## Working in Python 2

In [40]:
import pandas as pd
import numpy as np
import warnings
warnings.filterwarnings('ignore')
from tqdm import tqdm

## Building on Yang's Work

In [2]:
DATA_PATH = '../data'

In [3]:
import pickle

In [4]:
df = None
with open(DATA_PATH+'/df_java.pkl', 'rb') as f:
    df = pickle.load(f)


In [5]:
df.head()

Unnamed: 0,content,is_java
0,"""Click"" event not getting triggered due to ""bl...",0
1,"""Command ""python setup.py egg_info"" failed wit...",0
2,"""End-of-central-directory signature not found""...",0
3,"""Initialization-on-demand holder idiom"" - Lazy...",1
4,"""ValueError: I/O operation on closed file"" whe...",0


## From text analytics with Python


In [6]:
# https://github.com/dipanjanS/text-analytics-with-python/blob/master/Chapter-4/normalization.py

import normalization

In [7]:
from sklearn.feature_extraction.text import CountVectorizer

## Below, normalizes text in the following way:
- expands contractions
- lemmatizes text based on parts of speech
- Removes stopwords
- Ignore removing special characters as we are dealing with unicode chars
- Tokenizes text

In [8]:
corpus = [text for text in df.content]


In [9]:
corpus = normalization.normalize_corpus(corpus)

In [10]:
# example
corpus[42]

u'access kubernetes service account via google cloud api look like kubernetes manage multiple service account cluster https kubernetesiodocsuserguideserviceaccountshowever find good tutorial documentation access nondefault service account via google cloud platform python api https githubcomgooglecloudplatformgooglecloudpython documentation see access default application credential default service account google compute engine https cloudgooglecomcomputedocsaccesscreateenableserviceaccountsforinstances clientlib question access nondefault credential nondefault service account'

In [33]:
len(corpus),len(df)

(2382, 2382)

In [32]:
from sklearn.model_selection import train_test_split

In [34]:
X_train, X_test, Y_train, Y_test = train_test_split(corpus, df.is_java, test_size=0.30, random_state=123)

In [35]:
len(X_train), len(X_test), len(Y_train), len(Y_test)

(1667, 715, 1667, 715)

In [31]:
from sklearn.feature_extraction.text import TfidfVectorizer

In [36]:
tfv = TfidfVectorizer(min_df=3, strip_accents='unicode', analyzer='word',\
token_pattern=r'\w{1,}', ngram_range=(1,2), use_idf = 1, smooth_idf = 1, sublinear_tf = 1, stop_words='english')

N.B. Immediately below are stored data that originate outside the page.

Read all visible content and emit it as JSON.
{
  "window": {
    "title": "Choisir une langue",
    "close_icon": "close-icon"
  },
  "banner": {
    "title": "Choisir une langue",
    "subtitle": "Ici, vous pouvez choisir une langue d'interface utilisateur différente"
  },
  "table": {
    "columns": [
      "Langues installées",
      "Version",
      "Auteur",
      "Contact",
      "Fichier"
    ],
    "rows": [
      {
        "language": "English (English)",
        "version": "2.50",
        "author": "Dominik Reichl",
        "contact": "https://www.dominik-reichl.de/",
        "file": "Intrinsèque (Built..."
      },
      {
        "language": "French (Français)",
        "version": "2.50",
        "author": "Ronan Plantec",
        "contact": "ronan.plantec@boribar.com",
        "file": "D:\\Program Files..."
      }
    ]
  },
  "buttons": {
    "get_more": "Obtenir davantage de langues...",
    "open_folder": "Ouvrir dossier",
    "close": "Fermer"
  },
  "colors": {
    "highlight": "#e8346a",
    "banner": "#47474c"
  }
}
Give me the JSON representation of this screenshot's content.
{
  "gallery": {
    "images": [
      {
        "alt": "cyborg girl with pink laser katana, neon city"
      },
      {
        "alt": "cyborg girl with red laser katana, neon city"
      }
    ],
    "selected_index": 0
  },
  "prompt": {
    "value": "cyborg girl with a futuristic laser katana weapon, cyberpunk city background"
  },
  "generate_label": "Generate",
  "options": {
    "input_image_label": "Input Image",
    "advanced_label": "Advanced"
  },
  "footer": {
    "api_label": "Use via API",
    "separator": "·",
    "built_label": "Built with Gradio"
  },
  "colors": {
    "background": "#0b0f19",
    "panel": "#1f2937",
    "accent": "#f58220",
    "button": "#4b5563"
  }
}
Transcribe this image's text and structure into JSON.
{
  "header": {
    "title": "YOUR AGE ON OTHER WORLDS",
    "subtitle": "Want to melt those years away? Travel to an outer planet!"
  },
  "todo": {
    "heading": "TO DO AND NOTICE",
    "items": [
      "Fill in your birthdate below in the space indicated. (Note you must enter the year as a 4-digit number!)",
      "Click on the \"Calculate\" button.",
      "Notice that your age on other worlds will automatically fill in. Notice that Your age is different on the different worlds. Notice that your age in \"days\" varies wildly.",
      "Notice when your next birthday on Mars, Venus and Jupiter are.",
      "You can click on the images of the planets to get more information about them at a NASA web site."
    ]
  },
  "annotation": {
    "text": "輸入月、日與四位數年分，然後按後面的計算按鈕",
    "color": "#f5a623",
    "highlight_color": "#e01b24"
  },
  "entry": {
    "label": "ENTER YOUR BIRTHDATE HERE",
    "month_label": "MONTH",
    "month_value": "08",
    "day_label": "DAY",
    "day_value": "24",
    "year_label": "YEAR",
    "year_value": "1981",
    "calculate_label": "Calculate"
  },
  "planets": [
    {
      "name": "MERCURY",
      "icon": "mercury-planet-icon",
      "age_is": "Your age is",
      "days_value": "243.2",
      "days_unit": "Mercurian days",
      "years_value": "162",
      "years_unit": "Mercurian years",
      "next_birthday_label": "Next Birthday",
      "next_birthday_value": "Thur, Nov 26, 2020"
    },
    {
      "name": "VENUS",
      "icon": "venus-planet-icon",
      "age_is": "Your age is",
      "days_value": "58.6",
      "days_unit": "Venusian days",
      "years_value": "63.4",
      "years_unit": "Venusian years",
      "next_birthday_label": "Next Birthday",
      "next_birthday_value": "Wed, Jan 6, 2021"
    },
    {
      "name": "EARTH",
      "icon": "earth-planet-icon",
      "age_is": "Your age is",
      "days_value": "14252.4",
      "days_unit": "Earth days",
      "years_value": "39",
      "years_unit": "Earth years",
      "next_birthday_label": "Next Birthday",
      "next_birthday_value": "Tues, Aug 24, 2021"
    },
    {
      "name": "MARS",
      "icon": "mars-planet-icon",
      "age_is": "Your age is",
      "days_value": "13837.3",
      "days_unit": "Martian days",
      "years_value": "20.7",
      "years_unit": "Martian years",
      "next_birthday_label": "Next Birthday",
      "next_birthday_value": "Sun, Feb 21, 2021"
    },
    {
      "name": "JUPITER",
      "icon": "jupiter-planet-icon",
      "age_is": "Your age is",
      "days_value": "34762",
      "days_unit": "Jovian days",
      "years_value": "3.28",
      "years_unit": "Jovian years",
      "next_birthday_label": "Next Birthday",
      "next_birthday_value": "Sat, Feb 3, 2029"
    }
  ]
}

text_train = tfv.fit_transform(X_train)
text_test = tfv.fit_transform(X_test)

In [37]:
text_train.shape

(1667, 4495)

## Reduce dimensions via SVD

In [52]:
from sklearn.decomposition import TruncatedSVD
svd = TruncatedSVD(n_components=50, random_state=0)
svd_tfidf = svd.fit_transform(text_train)

In [53]:
svd_tfidf.shape

(1667, 50)

## Naive Bayes

In [42]:
from sklearn.naive_bayes import GaussianNB


In [54]:
gnb = GaussianNB()
gnb.fit(svd_tfidf, Y_train)

GaussianNB(priors=None)

In [59]:
Y_pred = gnb.predict(svd.fit_transform(text_test))

In [60]:
len(Y_pred)

715

In [63]:
from sklearn.metrics import recall_score
from sklearn.metrics import precision_score

In [64]:
print("Recall: ")
print(recall_score(Y_test, Y_pred))

Recall: 
0.046511627907


In [65]:
print("Precision: ")
print(precision_score(Y_test, Y_pred))

Precision: 
0.105263157895